Koalitionsvereinbarungen führen bei schwarz-gelber Regierung nicht zu Taten

Anfrage der SPD-Kreistagsfraktion zum Stand des Azubitickets in NRW

Kreis Siegen-Wittgenstein

Die schwarz-gelbe Landesregierung hatte im Koalitionsvertrag die Einführung eines landesweit gültigen Azubitickets vereinbart. Die SPD-Kreistagsfraktion Siegen-Wittgenstein erkundigte sich nun ein Jahr nach Regierungsantritt in einer Anfrage für die Sitzung des Bau- und Verkehrsausschusses nach dem Stand der Planungen zum landesweit gültigen Azubiticket. Die ernüchternden Antworten überraschen auf Basis der langen Liste nicht umgesetzter Koalitionsvereinbarungen kaum. Wie die Fraktion erfuhr gibt es bisher weder einen zeitlichen Rahmen für die Einführung eines Azubitickets, noch liegen bislang Hinweise zur Finanzierung eines solchen Modells vor.

Im Haushaltsplan des Landes sind für das laufende Jahr 10 Millionen € für das Azubi-Ticket eingestellt, wie diese Mittel verwendet werden sollen ist allerdings noch völlig offen.

Die SPD-Kreistagsfraktion zeigt sich enttäuscht angesichts der schleppenden Planungen aus Düsseldorf. „Auch Auszubildende sollten die Möglichkeit zum Erwerb eines günstigen und landesweit gültigen Tickets für den ÖPNV haben, so wie es für Studierende seit langer Zeit möglich ist“, erläuterte Michael Sittler den Standpunkt der Fraktion. „Diese Ungerechtigkeit muss baldmöglichst beseitigt werden“. Die SPD-Kreistagsfraktion hatte bereits versucht ein für den Kreis gültiges Azubi-Ticket einzuführen, war aber am heftigen Widerstand der CDU gescheitert.

Die SPD erkundigte sich weiter nach Anfragen von Ausbildungsbetrieben beim Kreis Siegen-Wittgenstein und beim ZWS mit der Bitte um Verbesserung der ÖPNV-Anbindung ihrer Betriebe.
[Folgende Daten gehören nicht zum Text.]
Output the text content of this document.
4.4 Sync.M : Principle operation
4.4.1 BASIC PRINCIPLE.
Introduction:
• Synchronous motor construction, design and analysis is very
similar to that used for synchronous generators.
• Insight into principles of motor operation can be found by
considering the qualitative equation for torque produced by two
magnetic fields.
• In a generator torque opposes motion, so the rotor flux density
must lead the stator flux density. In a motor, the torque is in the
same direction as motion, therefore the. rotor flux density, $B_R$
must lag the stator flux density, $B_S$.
Die IHK hatte jüngst den Willen zur Beteiligung der Betriebe an einem Azubiticket mit dem Hinweis auf mangelhafte ÖPNV-Anbindung der Ausbildungsbetriebe im Kreis verneint.

Eine solche Anfragehabe es bisher nicht gegeben, man sei aber offen dafür und werde dann für jeden Einzelfall eine Lösung prüfen, so die Antwort der Kreisverwaltung.

Der SPD Fraktionsvorsitzende Michael Sittler möchte auf Grundlage dieser ermutigenden Antwort die Ausbildungsbetriebe auffordern mit der Kreisverwaltung Kontakt aufzunehmen, sollten diese ihre ÖPNV-Anbindung als unzureichend betrachten. Die SPD-Fraktion werde mögliche Lösungen nach Kräften unterstützen, damit die Auszubildenden ihr Azubiticket, sollte es denn doch einmal kommen, auch nutzen können.

Das Nachbarland Hessen befindet sich übrigens zzt. in einer dreijährigen Erprobungsphase eines landesweit gültigen Azubitickets.